The attached spreadsheet is a relatively simple attempt to illustrate the unit circle and the basic trig functions. There are four nearly identical sheets. In one sheet, you can enter your angles in degrees, in another, you enter you angles in radians, and in the third, you can enter your angles as mulitples of pi radians (since so much of early trig focuses on "simple" angles like pi*1/3 or pi*3/4 or pi*1). The sheets are protected so someone does not "accidentally" enter an angle in the wrong cell on the wrong spreadsheet, but there is no password if you wish to unprotect it. The fourth tab (angles entered in radians) shows some of the other trig functions (tan, cot, etc.) and how they relate to the unit circle (see Wikipedia for more https://en.wikipedia.org/wiki/Unit_circle ).

I think the main interest for this spreadsheet will be those who are learning or re-learning trig and want to try to understand the unit circle.

For those interested in Excel, it might be a good introduction to how one can draw vectors, or see how to use the trig functions in Excel, or other trig related things.

----------


## Pauleyb

Worked my eldest through trig last year, but I have two more to go.  I agree - I printed out the unit circle for him to help him visualize and see the patterns.  I found lots of cheat sheets, but this spreadsheet will be useful for some calculations.
I found this page to have a good summary, and I really liked the "Sin, cos, tan angles values table" (which also includes csc, sec, and cot) towards the bottom of the page.
http://www.ambrsoft.com/Equations/Tr...igonometry.htm

----------


## MrShorty

I don't know if this will add clarification or confusion to this. shg's post in this thread: http://www.excelforum.com/excel-form...ml#post4308986 Caused me to look at this again and adapt the concept of the unit circle to compass bearings.

In dealing with angles, there are two common conventions.
1) The standard convention we learn in trig, where angles are referenced to the positive x axis, and angles increase in a CCW direction. This is the convention illustrated in the first spreadsheet. Under this convention, cos(theta) represents the x coordinate, sin(theta) represents the y coordinate, and other trig functions as illustrated.
2) With compass bearings, we have a different convention. Angles are referenced to the positive y axis (North), and angles increase in a CW direction. What shg's post helped me see is that, under this convention, the x coordinate corresponds to sin(theta) and the y coordinate is now cos(theta), adjusting the meanings of the other trig functions accordingly. I have illustrated this in the spreadsheet attached to this post.

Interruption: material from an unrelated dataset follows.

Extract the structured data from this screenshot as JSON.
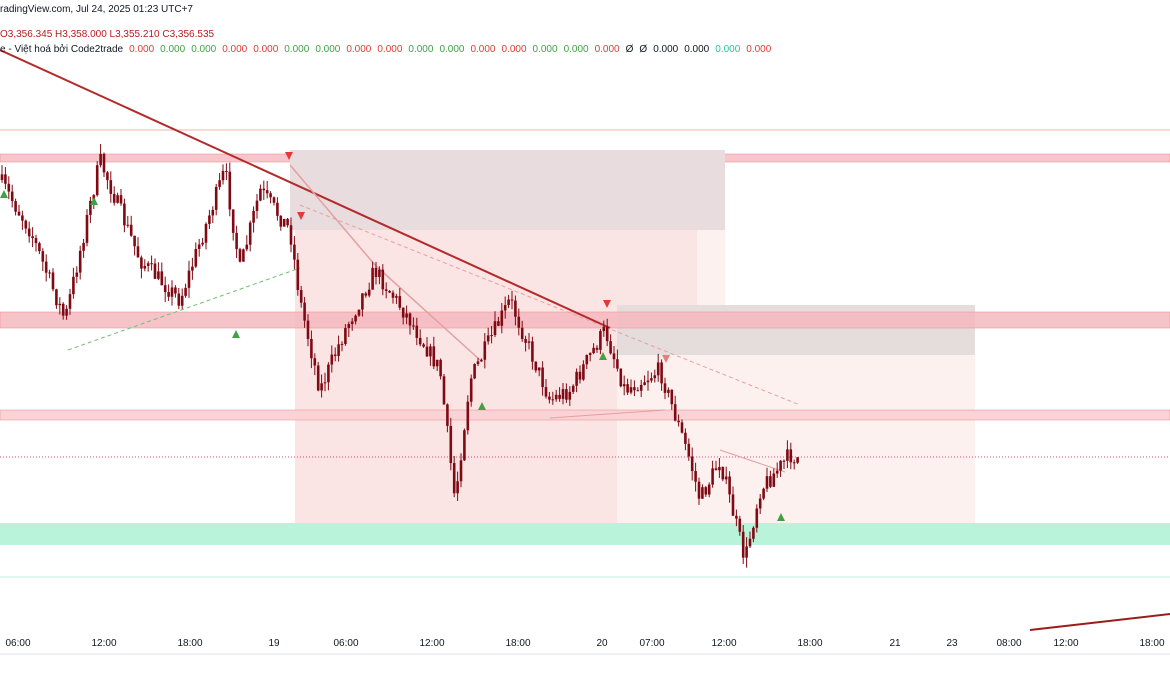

I think this will either create confusion, as people may have trouble keeping the two conventions separate. Or, it will help those who need to work with compass bearings to better understand the trig functions they need to work with those angles. I am hoping the latter will be the case.

----------


## LonnieLSmith

That is a very slick page, but I am not sure how to make it work for what I need.  Currently, I have 3 calculations I need.  Please find the attached and see if you can help me with the formulas.  The ones still in question are highlighted in yellow.

Heliocentric Model Calculations (7-13-2016).xlsx

----------


## MrShorty

For future searchers interested in Lonnie's specific question, we discussed it in some detail here: http://www.excelforum.com/excel-form...d-degrees.html

----------